L’Introduction à l’Histoire médiévale du professeur Murray, voilà de quoi elle parle.
— Je vais l’appeler Mordred, ajouta-t-elle. Il grandira vite, mon garçon chéri, plus vite que les humains, du fait de sa nature de démon. Il deviendra grand et fort. L’incarnation du pistolero dans toute sa splendeur. Et alors, comme le Mordred de ton conte, il tuera son père.
Et sur ces mots, Mia, fille de personne, leva les bras vers le ciel constellé d’étoiles et poussa un hurlement, de chagrin, de terreur ou de joie, Susannah ne sut le dire.
— Accroupis-toi, ordonna Mia. Regarde ce que j’ai.
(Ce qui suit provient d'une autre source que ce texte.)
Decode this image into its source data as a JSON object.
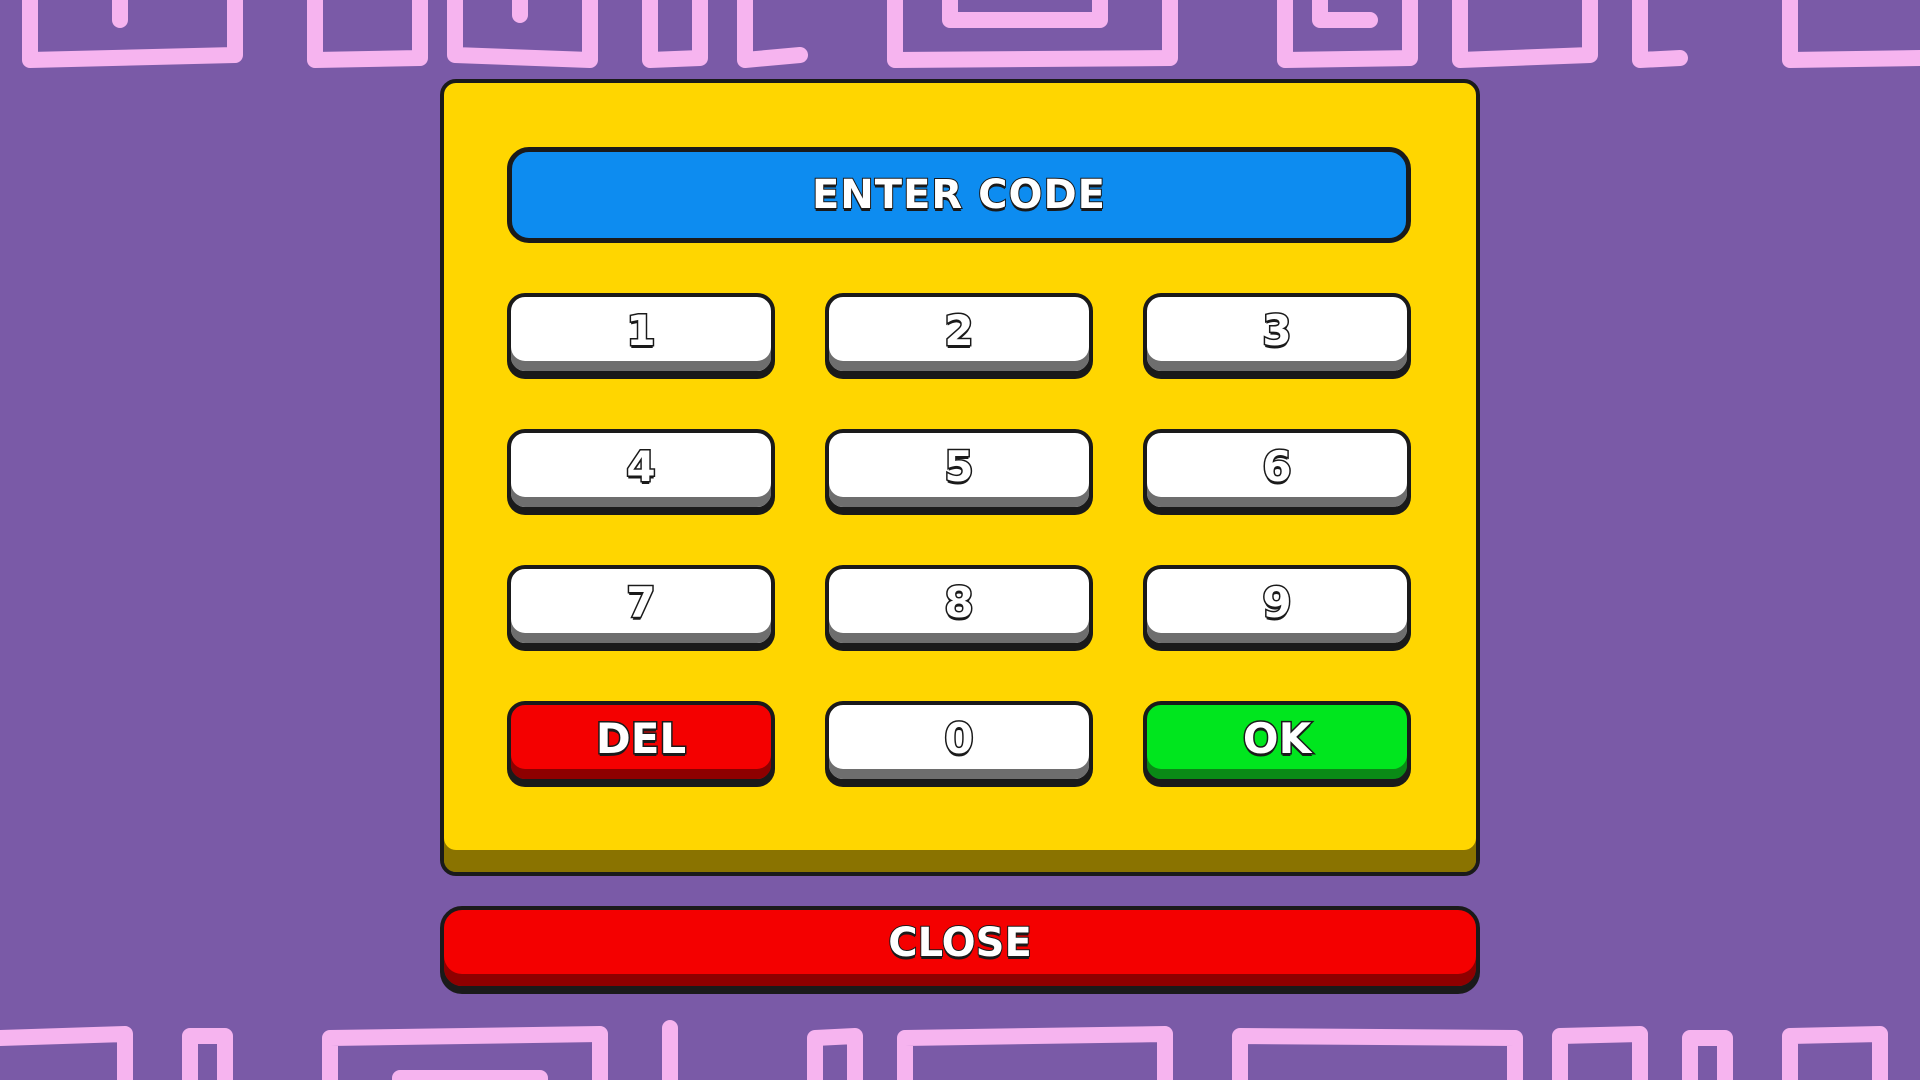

De sous son poncho, elle sortit une grappe de raisin et un sac en papier rempli de maquereines orange aussi rebondies que son propre ventre. D’où pouvaient bien venir ces fruits ? Leur corps commun faisait-il du somnambulisme, au beau milieu du Plaza-Park ? Y avait-il là-bas une corbeille de fruits qu’elle n’avait pas remarquée ? Ou bien n’était-ce là que les fruits de son imagination ?
Peu importait, pour tout dire. Elle avait totalement perdu l’appétit, ou plutôt la révélation de Mia le lui avait coupé. Le fait même que ce fût impossible ne faisait qu’ajouter à l’aspect monstrueux de la situation. Et elle ne pouvait s’empêcher de repenser au bébé qu’elle avait vu in utero, sur l’un de ces écrans de télé. À ces yeux bleus.